Ce roman formidable est, hélas, peu connu du grand public. Grave erreur ! Sa bande originale est tout simplement à tomber : Jimi Hendrix, Janis Joplin, les Beatles, Paul Simon, les Doors, Bob Dylan, Joni Mitchell, les Rolling Stones, les Moody Blues, la comédie musicale "Hair"... ils sont tous là ! "Armageddon Rag" est un page-turner absolument passionnant, original et efficace. George R.R. Martin dépasse les frontières du thriller angoissant, subtilement teinté de fantastique, pour analyser les dessous de l'univers musical, les affres d'une popularité internationale, les liens qui unissent les milieux du rock et de la contestation. Parallèlement, il pose un regard nostalgique sur une jeunesse envolée. Il propose une solide réflexion sur l'Histoire, sur une époque, les années 1960, qui connut guerre du Viêt-Nam, manifestations, rassemblements, émeutes, élections, assassinats, drogues, mouvement hippie, liberté sexuelle, Woodstock... Que reste-t-il de cette génération de jeunes Américains pleins d'espoir, d'idéaux, qui rêvaient de changer le monde ?

Chef d'oeuvre à découvrir de toute urgence !

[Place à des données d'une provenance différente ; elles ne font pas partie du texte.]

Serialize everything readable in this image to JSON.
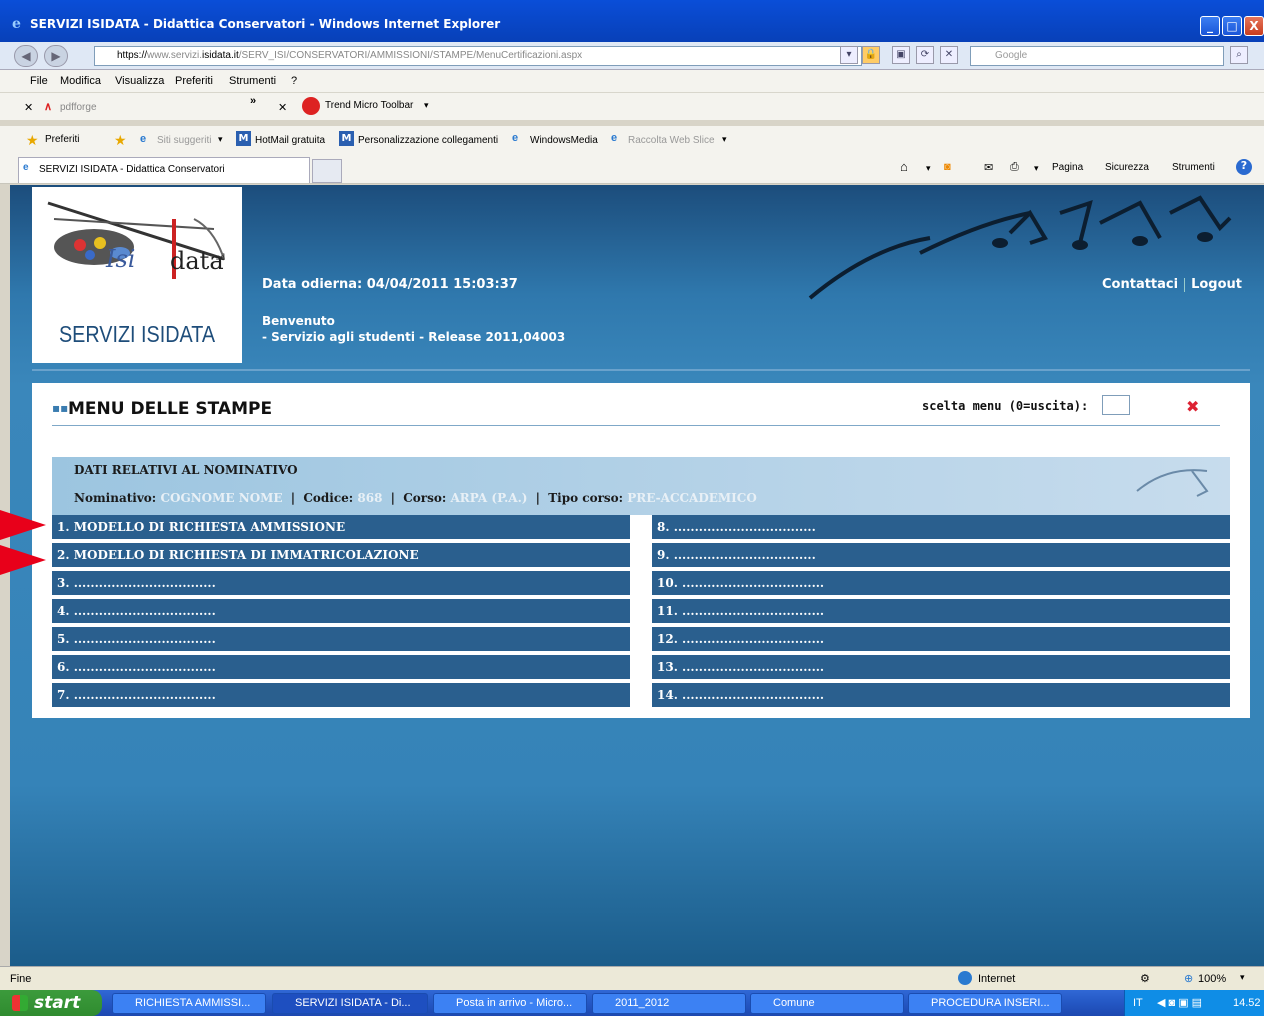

"On dit que la musique est le reflet de son temps, mais c'est également valable dans l'autre sens. Elle a un pouvoir, Sandy. Elle nous influence bien plus profondément et universellement que les mots. De tout temps, les armées sont allées s'affronter au son des tambours, en entonnant des chants martiaux. Toute révolution a eu ses hymnes. Toutes les époques. C'est ce qui façonne et définit chaque période de l'histoire."

George R.R. Martin
"Armageddon Rag"

"Tout le monde peut écrire une chanson triste" de James Crumley (Folio)


Nouvelles extraites du recueil "Le bandit mexicain et le cochon" (Folio)

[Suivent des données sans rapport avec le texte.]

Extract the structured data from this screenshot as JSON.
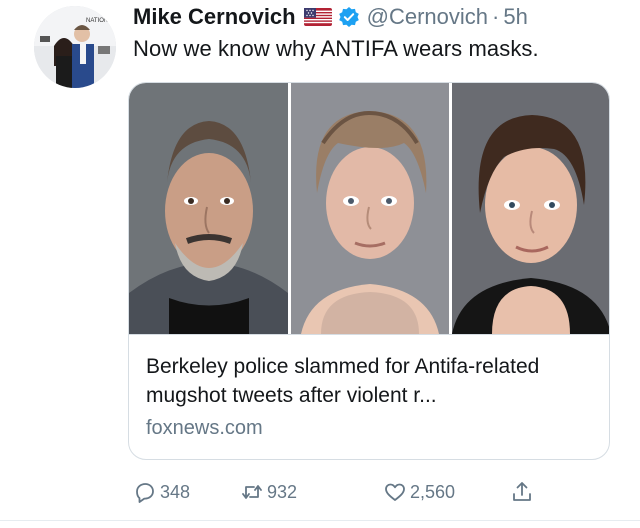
{
  "tweet": {
    "author_name": "Mike Cernovich",
    "handle": "@Cernovich",
    "separator": "·",
    "time": "5h",
    "text": "Now we know why ANTIFA wears masks.",
    "flag_icon": "us-flag-icon",
    "verified_icon": "verified-badge-icon"
  },
  "card": {
    "title": "Berkeley police slammed for Antifa-related mugshot tweets after violent r...",
    "domain": "foxnews.com",
    "photos": [
      "mugshot-man",
      "mugshot-woman-older",
      "mugshot-woman-short-hair"
    ]
  },
  "actions": {
    "replies": "348",
    "retweets": "932",
    "likes": "2,560",
    "icons": [
      "reply-icon",
      "retweet-icon",
      "like-icon",
      "share-icon"
    ]
  },
  "colors": {
    "text": "#14171a",
    "muted": "#657786",
    "border": "#d6dde3",
    "verified": "#1da1f2"
  }
}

James Crumley est un écrivain américain, né en 1939 à Three Rivers, au Texas, et mort en 2008 à Missoula dans le Montana.

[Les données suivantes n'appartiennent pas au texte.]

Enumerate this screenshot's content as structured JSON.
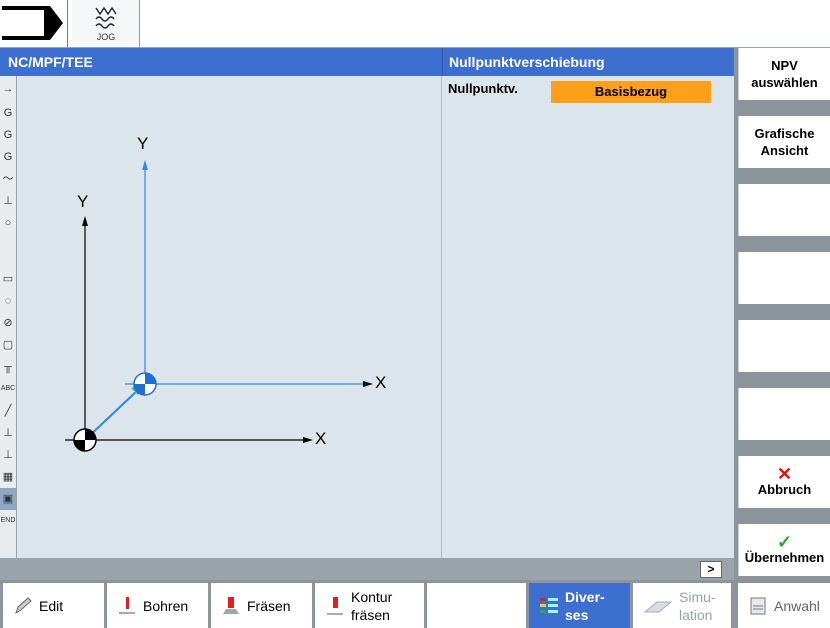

De Martine Laval - Télérama.fr - Le 19 septembre 2008 :

"Né au Texas, il s'était retranché à Missoula, Montana, la ville des écrivains. Chaleureux et drôle dans la vie, il gardait sa détresse pour ses livres, où se débattaient une bande de rafistolés du rêve américain. James Crumley, celui du "Canard siffleur mexicain" et de "Un pour marquer la cadence" vient de disparaître. Il avait 69 ans.

Crumley est mort. C'est une blague. Lui qui aimait tant rire, raconter jusqu'à l'aube des histoires pas possibles, partager le plaisir de vivre, boire avec les amis de rencontre, parler encore et encore de livres, de poésie.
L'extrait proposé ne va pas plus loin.